This picture just below is from 10 years ago, after Peter and I flew a Cirrus airplane together from Zhuhai, in southern China, to Taipei, Taiwan, and got out in the teeth of a 40-knot gale.
He was also the protagonist in an episode a few years earlier that was the beginning of my book China Airborne, in which we siphoned aviation gas from some old Soviet fighters and used it to tank up an airplane for a trip from Changsha, in Hunan province, down to Zhuhai. That’s Peter handling the gas barrel.
And, as in the photo that opens this item, this is how we looked at the end of that same trip, which (as I describe in the book) was the closest I’ve come to genuine peril in the air. In the center is Walter Wang, who made the trip with us. Peter was “Pilot in Command” of that journey, which actually was dangerous, and his expression in the picture reflects what he had guided us through.

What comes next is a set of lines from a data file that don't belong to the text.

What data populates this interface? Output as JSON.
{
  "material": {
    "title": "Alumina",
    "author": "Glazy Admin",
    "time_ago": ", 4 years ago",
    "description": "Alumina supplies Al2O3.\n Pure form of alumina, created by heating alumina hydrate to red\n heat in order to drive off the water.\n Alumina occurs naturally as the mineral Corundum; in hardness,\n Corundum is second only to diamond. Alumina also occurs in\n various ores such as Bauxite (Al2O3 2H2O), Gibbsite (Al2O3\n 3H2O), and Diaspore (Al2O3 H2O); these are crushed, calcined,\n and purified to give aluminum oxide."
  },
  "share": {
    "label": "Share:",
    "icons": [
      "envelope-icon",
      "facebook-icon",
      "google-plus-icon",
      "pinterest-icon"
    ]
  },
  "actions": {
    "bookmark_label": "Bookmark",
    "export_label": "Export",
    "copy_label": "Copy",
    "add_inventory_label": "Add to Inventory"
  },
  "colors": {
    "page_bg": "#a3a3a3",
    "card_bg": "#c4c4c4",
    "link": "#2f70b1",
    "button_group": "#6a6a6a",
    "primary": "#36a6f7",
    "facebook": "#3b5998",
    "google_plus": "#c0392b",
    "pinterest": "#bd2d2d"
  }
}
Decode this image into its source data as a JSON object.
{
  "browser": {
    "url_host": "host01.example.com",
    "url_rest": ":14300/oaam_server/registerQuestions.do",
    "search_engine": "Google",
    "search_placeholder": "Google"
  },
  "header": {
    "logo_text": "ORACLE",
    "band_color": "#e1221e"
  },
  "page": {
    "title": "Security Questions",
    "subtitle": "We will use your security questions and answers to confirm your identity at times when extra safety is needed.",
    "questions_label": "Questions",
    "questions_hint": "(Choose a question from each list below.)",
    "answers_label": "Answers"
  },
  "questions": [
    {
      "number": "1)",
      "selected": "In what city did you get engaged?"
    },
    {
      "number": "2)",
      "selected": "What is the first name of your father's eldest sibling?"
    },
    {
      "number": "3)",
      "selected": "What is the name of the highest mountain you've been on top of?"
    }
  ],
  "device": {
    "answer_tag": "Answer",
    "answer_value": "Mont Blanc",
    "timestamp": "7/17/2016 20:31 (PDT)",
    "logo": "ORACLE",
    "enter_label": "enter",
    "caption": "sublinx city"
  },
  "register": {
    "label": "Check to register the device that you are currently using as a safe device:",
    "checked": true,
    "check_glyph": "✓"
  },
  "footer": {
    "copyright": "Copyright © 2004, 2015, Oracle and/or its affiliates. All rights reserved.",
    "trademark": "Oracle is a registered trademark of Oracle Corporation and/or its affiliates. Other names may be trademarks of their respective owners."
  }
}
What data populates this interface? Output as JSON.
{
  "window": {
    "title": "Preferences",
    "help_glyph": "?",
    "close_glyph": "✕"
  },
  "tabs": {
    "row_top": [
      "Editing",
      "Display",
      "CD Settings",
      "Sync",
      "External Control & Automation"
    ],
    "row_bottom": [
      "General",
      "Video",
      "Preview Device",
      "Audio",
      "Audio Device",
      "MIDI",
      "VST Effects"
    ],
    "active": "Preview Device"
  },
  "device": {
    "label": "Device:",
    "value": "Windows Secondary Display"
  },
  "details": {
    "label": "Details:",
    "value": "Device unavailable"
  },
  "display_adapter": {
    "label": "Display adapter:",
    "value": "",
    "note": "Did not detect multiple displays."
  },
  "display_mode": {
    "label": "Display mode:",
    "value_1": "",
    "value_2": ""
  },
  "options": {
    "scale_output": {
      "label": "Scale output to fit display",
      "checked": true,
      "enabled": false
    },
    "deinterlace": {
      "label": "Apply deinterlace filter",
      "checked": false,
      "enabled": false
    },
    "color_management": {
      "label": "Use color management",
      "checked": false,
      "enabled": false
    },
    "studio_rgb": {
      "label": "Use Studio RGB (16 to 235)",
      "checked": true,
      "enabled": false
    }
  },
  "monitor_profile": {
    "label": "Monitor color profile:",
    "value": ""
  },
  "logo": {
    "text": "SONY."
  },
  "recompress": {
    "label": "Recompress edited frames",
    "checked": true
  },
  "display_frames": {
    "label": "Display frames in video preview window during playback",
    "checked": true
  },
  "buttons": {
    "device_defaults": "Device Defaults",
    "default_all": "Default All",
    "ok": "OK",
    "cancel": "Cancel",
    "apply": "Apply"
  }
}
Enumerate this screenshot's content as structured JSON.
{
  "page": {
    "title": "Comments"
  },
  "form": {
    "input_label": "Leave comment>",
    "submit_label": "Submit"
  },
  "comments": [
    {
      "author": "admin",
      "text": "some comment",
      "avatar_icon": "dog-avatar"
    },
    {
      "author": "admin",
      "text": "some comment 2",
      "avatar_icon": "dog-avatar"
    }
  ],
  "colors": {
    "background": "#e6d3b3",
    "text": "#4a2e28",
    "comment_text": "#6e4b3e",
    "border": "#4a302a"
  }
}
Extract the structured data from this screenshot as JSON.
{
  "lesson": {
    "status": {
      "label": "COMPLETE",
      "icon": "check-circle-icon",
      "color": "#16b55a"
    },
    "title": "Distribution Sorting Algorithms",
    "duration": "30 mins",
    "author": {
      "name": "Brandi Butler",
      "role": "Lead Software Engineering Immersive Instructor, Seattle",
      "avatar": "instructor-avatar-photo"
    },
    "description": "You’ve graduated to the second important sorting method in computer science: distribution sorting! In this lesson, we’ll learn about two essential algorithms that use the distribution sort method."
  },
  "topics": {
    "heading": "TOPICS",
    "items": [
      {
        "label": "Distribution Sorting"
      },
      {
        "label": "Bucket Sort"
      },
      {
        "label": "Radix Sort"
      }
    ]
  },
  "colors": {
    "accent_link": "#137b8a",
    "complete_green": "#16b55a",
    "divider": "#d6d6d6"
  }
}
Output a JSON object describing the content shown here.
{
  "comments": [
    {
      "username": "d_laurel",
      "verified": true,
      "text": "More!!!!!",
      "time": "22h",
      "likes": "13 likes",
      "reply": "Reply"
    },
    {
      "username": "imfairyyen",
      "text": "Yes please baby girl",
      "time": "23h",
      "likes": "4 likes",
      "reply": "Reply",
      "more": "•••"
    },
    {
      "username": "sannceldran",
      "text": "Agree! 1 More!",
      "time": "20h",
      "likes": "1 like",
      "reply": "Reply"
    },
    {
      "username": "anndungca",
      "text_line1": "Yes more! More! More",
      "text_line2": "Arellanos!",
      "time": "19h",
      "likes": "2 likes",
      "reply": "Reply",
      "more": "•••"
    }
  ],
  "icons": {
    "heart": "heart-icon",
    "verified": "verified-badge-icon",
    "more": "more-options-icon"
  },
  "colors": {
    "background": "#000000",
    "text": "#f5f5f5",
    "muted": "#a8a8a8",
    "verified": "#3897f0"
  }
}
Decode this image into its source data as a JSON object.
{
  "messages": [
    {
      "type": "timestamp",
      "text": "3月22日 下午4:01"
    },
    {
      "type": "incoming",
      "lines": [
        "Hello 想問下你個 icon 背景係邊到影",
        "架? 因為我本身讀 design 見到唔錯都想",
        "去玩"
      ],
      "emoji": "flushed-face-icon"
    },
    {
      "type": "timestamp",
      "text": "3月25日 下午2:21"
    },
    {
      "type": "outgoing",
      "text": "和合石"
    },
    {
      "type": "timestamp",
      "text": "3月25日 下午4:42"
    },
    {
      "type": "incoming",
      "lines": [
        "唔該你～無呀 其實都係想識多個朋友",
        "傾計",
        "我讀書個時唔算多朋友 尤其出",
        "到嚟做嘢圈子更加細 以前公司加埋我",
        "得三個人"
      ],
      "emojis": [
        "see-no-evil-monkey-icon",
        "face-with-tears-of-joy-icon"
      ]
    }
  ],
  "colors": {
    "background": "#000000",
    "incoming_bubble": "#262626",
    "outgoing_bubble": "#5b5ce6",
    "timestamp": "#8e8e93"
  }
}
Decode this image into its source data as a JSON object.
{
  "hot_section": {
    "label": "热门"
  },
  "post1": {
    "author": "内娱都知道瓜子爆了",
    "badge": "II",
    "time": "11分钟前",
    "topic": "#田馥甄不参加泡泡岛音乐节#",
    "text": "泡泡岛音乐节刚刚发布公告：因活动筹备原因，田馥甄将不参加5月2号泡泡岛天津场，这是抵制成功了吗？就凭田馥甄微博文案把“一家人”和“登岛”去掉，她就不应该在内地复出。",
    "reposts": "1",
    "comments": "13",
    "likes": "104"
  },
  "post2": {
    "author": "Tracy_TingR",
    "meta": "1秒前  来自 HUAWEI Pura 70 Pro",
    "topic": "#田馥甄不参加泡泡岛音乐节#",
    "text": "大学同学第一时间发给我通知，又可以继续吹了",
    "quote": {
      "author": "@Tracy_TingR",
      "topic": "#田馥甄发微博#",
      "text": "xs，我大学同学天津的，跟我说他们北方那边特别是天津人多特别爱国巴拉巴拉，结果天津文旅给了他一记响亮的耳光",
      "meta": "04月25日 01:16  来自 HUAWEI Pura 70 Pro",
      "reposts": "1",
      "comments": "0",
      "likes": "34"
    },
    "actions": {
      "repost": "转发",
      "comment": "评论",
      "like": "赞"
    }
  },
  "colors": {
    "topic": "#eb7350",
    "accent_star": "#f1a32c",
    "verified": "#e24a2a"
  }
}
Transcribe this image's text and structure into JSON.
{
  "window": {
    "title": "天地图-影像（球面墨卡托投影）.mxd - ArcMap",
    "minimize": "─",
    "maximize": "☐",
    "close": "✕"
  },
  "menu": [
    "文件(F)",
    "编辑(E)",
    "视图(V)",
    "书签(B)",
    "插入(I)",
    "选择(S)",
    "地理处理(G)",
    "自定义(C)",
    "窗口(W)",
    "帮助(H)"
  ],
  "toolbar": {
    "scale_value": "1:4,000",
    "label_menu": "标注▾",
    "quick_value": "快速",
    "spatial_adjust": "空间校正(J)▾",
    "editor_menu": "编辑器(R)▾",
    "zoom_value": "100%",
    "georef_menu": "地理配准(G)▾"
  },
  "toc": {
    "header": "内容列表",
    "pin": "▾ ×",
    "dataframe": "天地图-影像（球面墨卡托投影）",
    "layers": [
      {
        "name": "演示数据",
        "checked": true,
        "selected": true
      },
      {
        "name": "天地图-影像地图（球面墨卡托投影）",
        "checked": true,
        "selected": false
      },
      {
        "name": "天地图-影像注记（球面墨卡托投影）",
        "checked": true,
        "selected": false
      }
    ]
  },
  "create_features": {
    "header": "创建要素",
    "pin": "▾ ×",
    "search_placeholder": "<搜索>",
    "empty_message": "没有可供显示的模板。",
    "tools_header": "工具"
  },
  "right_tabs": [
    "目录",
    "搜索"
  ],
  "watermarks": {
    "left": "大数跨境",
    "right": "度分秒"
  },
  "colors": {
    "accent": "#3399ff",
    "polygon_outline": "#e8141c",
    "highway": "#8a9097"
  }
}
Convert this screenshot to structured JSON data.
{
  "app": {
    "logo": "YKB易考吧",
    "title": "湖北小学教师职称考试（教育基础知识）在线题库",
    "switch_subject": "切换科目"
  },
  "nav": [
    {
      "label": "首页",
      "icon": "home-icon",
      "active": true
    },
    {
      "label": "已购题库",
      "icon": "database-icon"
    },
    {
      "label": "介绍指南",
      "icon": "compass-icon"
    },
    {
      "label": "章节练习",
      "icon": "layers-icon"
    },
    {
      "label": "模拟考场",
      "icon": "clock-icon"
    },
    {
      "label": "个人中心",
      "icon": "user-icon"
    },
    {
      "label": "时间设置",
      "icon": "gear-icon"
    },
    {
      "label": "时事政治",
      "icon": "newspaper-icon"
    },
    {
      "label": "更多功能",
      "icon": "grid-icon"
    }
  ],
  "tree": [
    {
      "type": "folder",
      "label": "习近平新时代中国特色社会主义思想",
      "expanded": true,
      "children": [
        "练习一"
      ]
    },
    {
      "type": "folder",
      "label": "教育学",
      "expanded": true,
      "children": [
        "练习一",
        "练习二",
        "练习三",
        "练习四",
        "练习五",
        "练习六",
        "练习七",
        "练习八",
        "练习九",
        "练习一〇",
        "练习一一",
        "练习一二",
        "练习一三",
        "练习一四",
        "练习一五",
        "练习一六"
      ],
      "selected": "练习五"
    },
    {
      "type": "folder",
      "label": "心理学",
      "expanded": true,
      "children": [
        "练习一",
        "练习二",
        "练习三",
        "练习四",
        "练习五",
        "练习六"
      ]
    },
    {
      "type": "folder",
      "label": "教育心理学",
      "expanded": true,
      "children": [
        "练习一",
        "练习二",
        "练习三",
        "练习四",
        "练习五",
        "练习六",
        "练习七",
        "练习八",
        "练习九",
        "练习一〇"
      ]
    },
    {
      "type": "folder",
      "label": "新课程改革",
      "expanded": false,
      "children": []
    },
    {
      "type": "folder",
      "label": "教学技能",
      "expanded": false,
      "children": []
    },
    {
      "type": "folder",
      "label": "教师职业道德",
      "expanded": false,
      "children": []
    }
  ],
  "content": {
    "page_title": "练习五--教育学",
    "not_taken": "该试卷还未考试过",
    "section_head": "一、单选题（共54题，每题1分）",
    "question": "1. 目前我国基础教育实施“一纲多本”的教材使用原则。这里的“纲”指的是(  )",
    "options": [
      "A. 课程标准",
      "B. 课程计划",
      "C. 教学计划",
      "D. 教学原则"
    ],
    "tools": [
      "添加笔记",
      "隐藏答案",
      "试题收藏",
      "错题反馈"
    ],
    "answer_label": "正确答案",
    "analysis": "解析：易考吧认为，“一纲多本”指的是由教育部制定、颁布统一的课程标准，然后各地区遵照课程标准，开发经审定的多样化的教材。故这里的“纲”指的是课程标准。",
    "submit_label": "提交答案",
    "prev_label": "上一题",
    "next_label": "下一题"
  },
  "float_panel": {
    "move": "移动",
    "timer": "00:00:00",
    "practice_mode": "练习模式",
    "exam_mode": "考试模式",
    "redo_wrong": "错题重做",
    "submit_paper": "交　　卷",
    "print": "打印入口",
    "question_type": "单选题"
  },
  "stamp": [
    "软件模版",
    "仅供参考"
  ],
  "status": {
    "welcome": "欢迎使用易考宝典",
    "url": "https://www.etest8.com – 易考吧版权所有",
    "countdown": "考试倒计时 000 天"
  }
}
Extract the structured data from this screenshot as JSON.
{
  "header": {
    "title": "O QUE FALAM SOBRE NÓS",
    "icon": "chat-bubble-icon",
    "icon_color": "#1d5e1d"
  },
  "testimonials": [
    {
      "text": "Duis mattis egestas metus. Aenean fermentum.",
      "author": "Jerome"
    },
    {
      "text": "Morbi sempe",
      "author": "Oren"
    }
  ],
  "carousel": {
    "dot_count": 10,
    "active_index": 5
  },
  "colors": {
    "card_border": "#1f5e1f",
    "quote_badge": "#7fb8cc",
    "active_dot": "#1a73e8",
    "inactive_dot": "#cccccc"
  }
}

Peter, a linguistic whiz who was a superb Mandarin speaker (and was originally from Belgium, having mastered all the languages of that part of the world), was also with Deb and me when we were detained by police in Tiananmen Square at a demonstration in 2009 on the twentieth anniversary of the crackdown there, as Deb describes in her book Dreaming in Chinese. In that episode Peter played dumb about his ability to understand everything the police were saying about us, among themselves and over the radio to their supervisors, after their questions to us in English. He relayed their comments to us quietly in French, which they didn’t understand. One of the rewards of expatriation is intense friendships with people who are going through the same experience of making sense of another culture. Peter knew much more about China (and the world) than I did, and I always enjoyed learning from him and exploring with him.
He was generous, humorous, urbanely cultured, and wry. My sympathies to his daughter and relatives, my gratitude for having known him as a friend.